Hintergrund des Falles
Internationale Dimension und rechtliche Argumentation
Vorlagefragen an den EuGH
Bedeutung des Verfahrens


Karlsruhe – Schindhelm hat in Zusammenarbeit mit dem vor dem Bundesgerichtshof zugelassenen Rechtsanwalt Dr. Thomas Winter einen bedeutenden Erfolg erzielt: Mit Beschluss vom 16. Januar 2025 (Aktenzeichen: IX ZR 229/23) hat der Bundesgerichtshof eine Vorlageentscheidung nach Art. 267 AEUV an den Europäischen Gerichtshof (EuGH) getroffen, um höchstrichterlich ungeklärte Grundsatzfragen des internationalen Insolvenzrechts in Bezug auf grenzüberschreitende Gesellschafterdarlehen im deutsch-österreichischen Rechtsverkehr zu klären.

Hintergrund des Falles

Die von den deutschen Schindhelm-Partnern Dr. David Kluth, Fachanwalt für Insolvenz- und Sanierungsrecht, und Michael Schmidt, LL.M., vertretene Mandantin ist eine österreichische Gesellschaft, die mittelbar als Gesellschafterin an einer deutschen GmbH mit Sitz in Schwerin beteiligt war. Die Mandantin hatte der GmbH mehrere Darlehen gewährt, darunter ein durch Abtretung besichertes Darlehen. Nach Eröffnung des Insolvenzverfahrens über die GmbH erhob die Mandantin Klage gegen den Insolvenzverwalter auf Feststellung ihrer Forderungen als Insolvenzforderungen sowie auf abgesonderte Befriedigung hinsichtlich des besicherten Darlehens. Gleichzeitig sah sich die Mandantin mit einer Widerklage des Insolvenzverwalters konfrontiert, der Insolvenzanfechtungsansprüche geltend machte und einen Nachrang der Forderungen nach § 39 Abs. 1 Nr. 5 InsO behauptete.

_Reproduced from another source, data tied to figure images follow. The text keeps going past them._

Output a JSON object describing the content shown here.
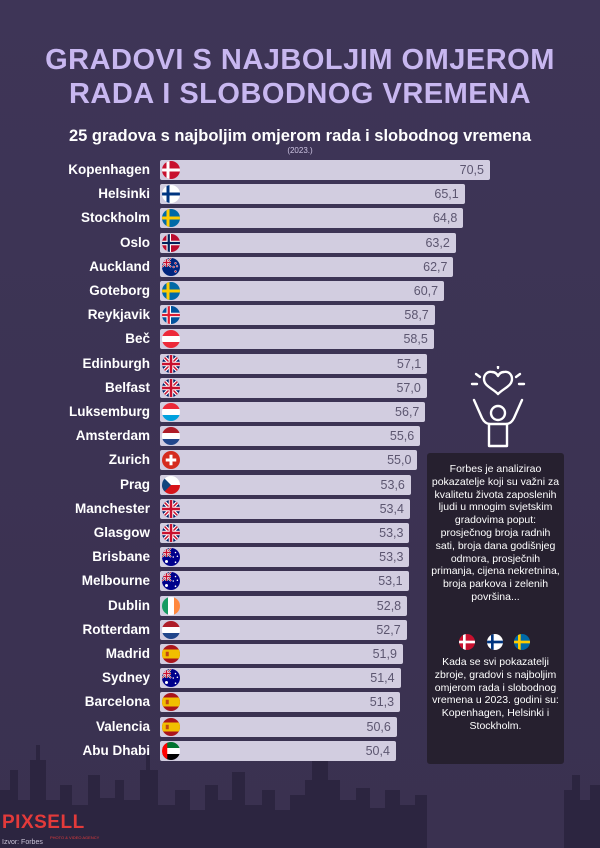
{
  "header": {
    "title_line1": "GRADOVI S NAJBOLJIM OMJEROM",
    "title_line2": "RADA I SLOBODNOG VREMENA",
    "subtitle": "25 gradova s najboljim omjerom rada i slobodnog vremena",
    "year": "(2023.)"
  },
  "chart_data": {
    "type": "bar",
    "orientation": "horizontal",
    "title": "25 gradova s najboljim omjerom rada i slobodnog vremena",
    "subtitle": "(2023.)",
    "categories": [
      "Kopenhagen",
      "Helsinki",
      "Stockholm",
      "Oslo",
      "Auckland",
      "Goteborg",
      "Reykjavik",
      "Beč",
      "Edinburgh",
      "Belfast",
      "Luksemburg",
      "Amsterdam",
      "Zurich",
      "Prag",
      "Manchester",
      "Glasgow",
      "Brisbane",
      "Melbourne",
      "Dublin",
      "Rotterdam",
      "Madrid",
      "Sydney",
      "Barcelona",
      "Valencia",
      "Abu Dhabi"
    ],
    "values": [
      70.5,
      65.1,
      64.8,
      63.2,
      62.7,
      60.7,
      58.7,
      58.5,
      57.1,
      57.0,
      56.7,
      55.6,
      55.0,
      53.6,
      53.4,
      53.3,
      53.3,
      53.1,
      52.8,
      52.7,
      51.9,
      51.4,
      51.3,
      50.6,
      50.4
    ],
    "value_labels": [
      "70,5",
      "65,1",
      "64,8",
      "63,2",
      "62,7",
      "60,7",
      "58,7",
      "58,5",
      "57,1",
      "57,0",
      "56,7",
      "55,6",
      "55,0",
      "53,6",
      "53,4",
      "53,3",
      "53,3",
      "53,1",
      "52,8",
      "52,7",
      "51,9",
      "51,4",
      "51,3",
      "50,6",
      "50,4"
    ],
    "flags": [
      "dk",
      "fi",
      "se",
      "no",
      "nz",
      "se",
      "is",
      "at",
      "gb",
      "gb",
      "lu",
      "nl",
      "ch",
      "cz",
      "gb",
      "gb",
      "au",
      "au",
      "ie",
      "nl",
      "es",
      "au",
      "es",
      "es",
      "ae"
    ],
    "bar_color": "#d2cde0",
    "value_color": "#5c5670"
  },
  "info": {
    "text1": "Forbes je analizirao pokazatelje koji su važni za kvalitetu života zaposlenih ljudi u mnogim svjetskim gradovima poput: prosječnog broja radnih sati, broja dana godišnjeg odmora, prosječnih primanja, cijena nekretnina, broja parkova i zelenih površina...",
    "text2": "Kada se svi pokazatelji zbroje, gradovi s najboljim omjerom rada i slobodnog vremena u 2023. godini su: Kopenhagen, Helsinki i Stockholm.",
    "flags": [
      "dk",
      "fi",
      "se"
    ],
    "icon": "heart-person-icon"
  },
  "footer": {
    "logo": "PIXSELL",
    "logo_sub": "PHOTO & VIDEO AGENCY",
    "source": "Izvor: Forbes"
  },
  "colors": {
    "background": "#3d3456",
    "title": "#c8b7f0",
    "infobox": "#26202f",
    "logo": "#e33a3a"
  }
}
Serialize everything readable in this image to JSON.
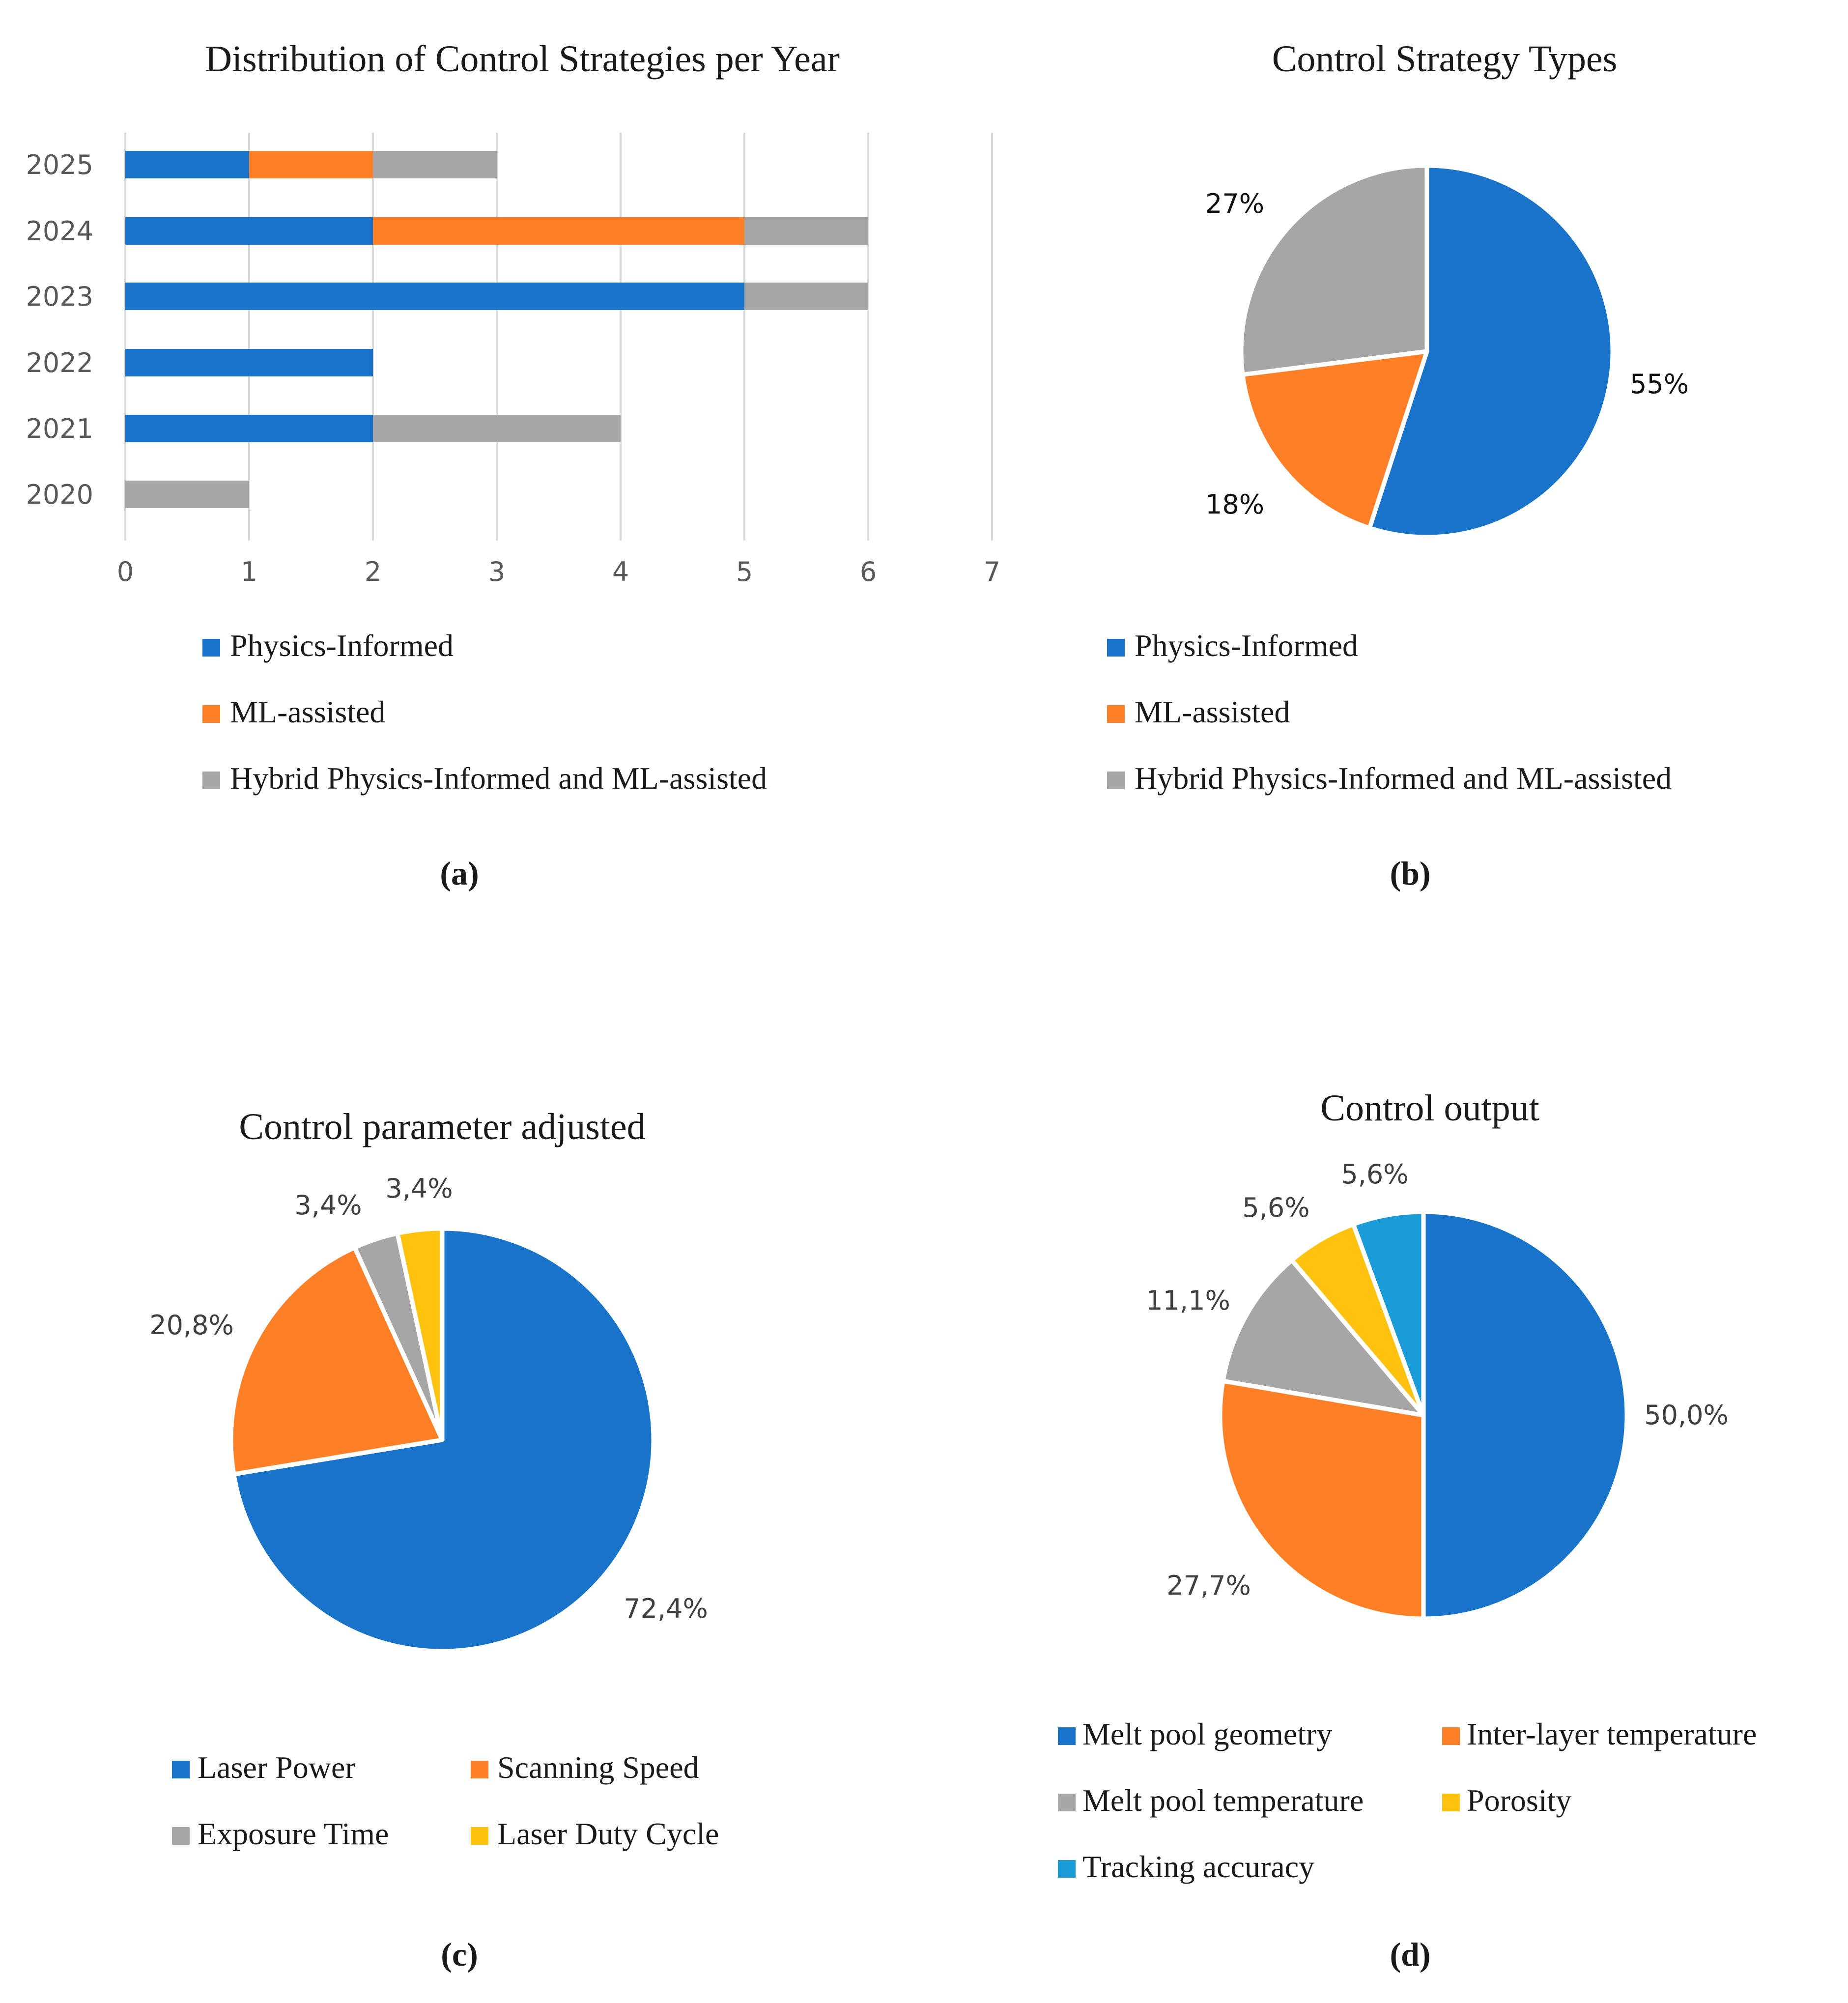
{
  "colors": {
    "physics": "#1873C9",
    "ml": "#FF7F27",
    "hybrid": "#A6A6A6",
    "yellow": "#FFC20E",
    "cyan": "#1B9BD7",
    "grid": "#D9D9D9",
    "axis_text": "#595959",
    "title_text": "#1a1a1a"
  },
  "chart_data": [
    {
      "id": "a",
      "panel_label": "(a)",
      "type": "bar",
      "orientation": "horizontal",
      "stacked": true,
      "title": "Distribution of Control Strategies per Year",
      "categories": [
        "2025",
        "2024",
        "2023",
        "2022",
        "2021",
        "2020"
      ],
      "series": [
        {
          "name": "Physics-Informed",
          "color": "physics",
          "values": [
            1,
            2,
            5,
            2,
            2,
            0
          ]
        },
        {
          "name": "ML-assisted",
          "color": "ml",
          "values": [
            1,
            3,
            0,
            0,
            0,
            0
          ]
        },
        {
          "name": "Hybrid Physics-Informed and ML-assisted",
          "color": "hybrid",
          "values": [
            1,
            1,
            1,
            0,
            2,
            1
          ]
        }
      ],
      "xlim": [
        0,
        7
      ],
      "xticks": [
        "0",
        "1",
        "2",
        "3",
        "4",
        "5",
        "6",
        "7"
      ],
      "grid": true,
      "legend_position": "bottom"
    },
    {
      "id": "b",
      "panel_label": "(b)",
      "type": "pie",
      "title": "Control Strategy Types",
      "slices": [
        {
          "name": "Physics-Informed",
          "value": 55,
          "label": "55%",
          "color": "physics"
        },
        {
          "name": "ML-assisted",
          "value": 18,
          "label": "18%",
          "color": "ml"
        },
        {
          "name": "Hybrid Physics-Informed and ML-assisted",
          "value": 27,
          "label": "27%",
          "color": "hybrid"
        }
      ],
      "legend": [
        "Physics-Informed",
        "ML-assisted",
        "Hybrid Physics-Informed and ML-assisted"
      ],
      "legend_position": "bottom"
    },
    {
      "id": "c",
      "panel_label": "(c)",
      "type": "pie",
      "title": "Control parameter adjusted",
      "slices": [
        {
          "name": "Laser Power",
          "value": 72.4,
          "label": "72,4%",
          "color": "physics"
        },
        {
          "name": "Scanning Speed",
          "value": 20.8,
          "label": "20,8%",
          "color": "ml"
        },
        {
          "name": "Exposure Time",
          "value": 3.4,
          "label": "3,4%",
          "color": "hybrid"
        },
        {
          "name": "Laser Duty Cycle",
          "value": 3.4,
          "label": "3,4%",
          "color": "yellow"
        }
      ],
      "legend": [
        "Laser Power",
        "Scanning Speed",
        "Exposure Time",
        "Laser Duty Cycle"
      ],
      "legend_position": "bottom"
    },
    {
      "id": "d",
      "panel_label": "(d)",
      "type": "pie",
      "title": "Control output",
      "slices": [
        {
          "name": "Melt pool geometry",
          "value": 50.0,
          "label": "50,0%",
          "color": "physics"
        },
        {
          "name": "Inter-layer temperature",
          "value": 27.7,
          "label": "27,7%",
          "color": "ml"
        },
        {
          "name": "Melt pool temperature",
          "value": 11.1,
          "label": "11,1%",
          "color": "hybrid"
        },
        {
          "name": "Porosity",
          "value": 5.6,
          "label": "5,6%",
          "color": "yellow"
        },
        {
          "name": "Tracking accuracy",
          "value": 5.6,
          "label": "5,6%",
          "color": "cyan"
        }
      ],
      "legend": [
        "Melt pool geometry",
        "Inter-layer temperature",
        "Melt pool temperature",
        "Porosity",
        "Tracking accuracy"
      ],
      "legend_position": "bottom"
    }
  ]
}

Internationale Dimension und rechtliche Argumentation

Dr. David Kluth und Michael Schmidt argumentierten, dass die Fragen der Insolvenzanfechtung und der Rangfolge der Forderungen nicht nach deutschem, sondern nach österreichischem Recht zu beurteilen seien. Grundlage dafür ist die Europäische Insolvenzverordnung (EuInsVO 2000), die in grenzüberschreitenden Fällen Anwendung findet. Zwar gilt grundsätzlich das Recht des Staates der Verfahrenseröffnung (lex fori concursus), doch ermöglicht Art. 13 EuInsVO 2000, dass in bestimmten Konstellationen das ausländische Vertragsstatut (lex causae) anwendbar ist. Durch unsere österreichische Partnerkanzlei Saxinger wurde hierzu unter Federführung des Partners Dr. Maximilian Gumpoldsberger, Wels, eine rechtliche Stellungnahme zum österreichischen Insolvenz- und Eigenkapitalersatzrecht gefertigt. Die von Schindhelm vertretene Rechtsauffassung wurde zudem durch ein Gutachten des renommierten Professors Dr. Peter Kindler von der Ludwig-Maximilians-Universität München gestützt. Die Vertretung der Mandantin vor dem Bundesgerichtshof übernahm Herr Rechtsanwalt Dr. Thomas Winter, Karlsruhe.

Vorlagefragen an den EuGH

Der Bundesgerichtshof legte vier Fragen zur Vorabentscheidung vor:

  1. Ist Art. 13 EuInsVO 2000 auf Gesellschafterdarlehen anwendbar?
  2. Sind Gesellschafterdarlehen wie andere Schuldverhältnisse nach dem Vertragsstatut zu beurteilen, oder erfolgt die Anknüpfung nach dem Gesellschaftsstatut der darlehensnehmenden Gesellschaft?
  3. Gilt der Grundsatz der Rechtswahlfreiheit auch für Gesellschafterdarlehen?
  4. Handelt es sich bei nationalen Insolvenzvorschriften zum Nachrang von Gesellschafterdarlehen um international zwingende Eingriffsnormen im Sinne von Art. 9 Abs. 1 der Rom I-Verordnung?

Bedeutung des Verfahrens

Das Verfahren unterstreicht die erfolgreiche Zusammenarbeit innerhalb der internationalen Anwaltsallianz der Saxinger Schindhelm Services SE. Es bietet die Gelegenheit, erstmals verbindliche Aussagen des EuGH über die Anwendung des internationalen Insolvenzrechts auf grenzüberschreitende Gesellschafterdarlehen zu erzielen. Diese Entscheidung wird richtungsweisend für alle nationalen Gerichte in der EU sein.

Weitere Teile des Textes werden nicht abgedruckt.